Before reading about event-based architecture, you will need to understand what an event is. An event can be termed as any ‘change’ that occurs between two states. For example, a module in application sends a message to another component. This message can be the event that will trigger a change in the processing of the system. Event-based architectures are favored because they help software development of asynchronous and scalable applications.
What Is Event-Based Architecture?
Event-based architecture is a type of software architectural design in which the application component receives the notification of an event. As a result, a response is generated. In comparison to other paradigms, event-based architecture is considered loosely coupled. EDA can be considered as an approach for coding software solutions where the heart of the architecture lies in ‘events’ which process the communication between different components.
How Does Event-Driven Architecture Work?
The architecture has several components that help to speed up the development process of an application.
In an event-based architecture, the requests accumulate into queues called event queues. From these queues, the events are then sent to the services where they are processed.
The events in this architecture are collected in central event queues. For example, check the following diagram.
S here denotes the service. The queue will provide an event for each service accordingly.
The event log exists on the hard disk. It consists of the messages that were written for the event queue. An event queue is useful because in case of an unexpected system shutdown or crash, rebuilding can be eased through the contents of the event log. The following diagram will help to explain the event log’s place in the architecture.
The event log can also be utilized for any future back up. This back up can take the entire state of the system which can be critical in testing. The comparison between the performance of both the old and newer releases of an application can be analyzed through this backup.
Okay so far we have talked about the collection of the events in the event queue but how exactly are the events received? Well, the answer lies within the term ‘event collector’. These collectors get requests from protocols like HTTP and forward them to the event queue. Further understanding can be gained through the following diagram.
Not all the events can be categorized as same. Sometimes, an event does not require a response. For example, a user has entered some data in a feedback form. In this case, the system does not require sending a response. However, some events require the system formulating a response for a request. The request here will be called as an ‘event’ in our architecture. For this response, a reply queue is needed which will utilize the event queue. The collectors that forward the events can also provide the response back. However, it must be noted that the event log does not record the contents of the reply queues. The following diagram can explain the reply queue.
Read vs. Write
When all the requests from the collectors act as an event to trigger a function, then all of them are added in the event queue. In the case, this queue is linked to the event log. All the requests are persisted which slows down the system. If some of the non-important requests can be eliminated then the event queue’s processing can be increased considerably.

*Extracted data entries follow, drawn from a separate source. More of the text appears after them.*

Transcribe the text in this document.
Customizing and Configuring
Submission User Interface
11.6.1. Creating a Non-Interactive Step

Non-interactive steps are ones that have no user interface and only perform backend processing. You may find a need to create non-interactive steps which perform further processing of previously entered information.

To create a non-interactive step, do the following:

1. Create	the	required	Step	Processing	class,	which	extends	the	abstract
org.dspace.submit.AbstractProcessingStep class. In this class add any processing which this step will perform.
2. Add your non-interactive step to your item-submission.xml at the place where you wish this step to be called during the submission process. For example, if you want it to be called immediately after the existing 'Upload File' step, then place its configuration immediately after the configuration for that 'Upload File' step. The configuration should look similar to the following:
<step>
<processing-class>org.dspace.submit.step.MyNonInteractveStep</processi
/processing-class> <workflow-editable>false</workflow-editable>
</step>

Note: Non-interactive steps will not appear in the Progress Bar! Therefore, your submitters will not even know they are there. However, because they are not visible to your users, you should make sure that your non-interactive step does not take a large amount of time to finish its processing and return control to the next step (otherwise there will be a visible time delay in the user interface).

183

The core concept behind this persisting of events is the rebuilding of the former states of a system. This means, events that actually modify the state of the system, need to be persisted to the event log. This can be done through the classification of events into write and read events. A write event is one in which the states of the system are modified while a read event does not modify any state. As a result, the application can now only persist during the write events which in turn will provide a much-needed boost to the management and processing of the event queue.
Ratios between both read and write events can be drawn to further gain an understanding of the difference. For instance, our system has 10 events. Out of the 10, only 2 events are actually changing the state of the system. Without classification, we can find all of them to be slowing the speed of the event queue through persistent to the log. However, by dividing them between read and write events, only 2 of our events require to be persisted. Subsequently, the other 8 read events cannot risk the speed of the queue.
Now a question arises. How to distinguish between these events? Events should be distinguished through the collectors. If a collector does not separate them, then the event queue will be unable to make a decision of its own.
Another approach is to divide an event queue. One event queue will be responsible for dealing solely with the read events while the second one can look after the write events. This saves the resources as no other component in the system has to decide on the persistence of the events. The following example shows the idea behind this approach. Some may feel that it may make the system more complex but in reality, it is reducing the workload of the application.
The main benefit of event-based architectures is seen while working with scalable enterprise applications. Event-based architecture also particularly assists in the testing phase and can generate productivity in test driven approaches which means that each core component of an application can be designed and developed separately. Additionally, with low to no coupling, the architecture stands as an excellent choice for the removal of complexity in applications.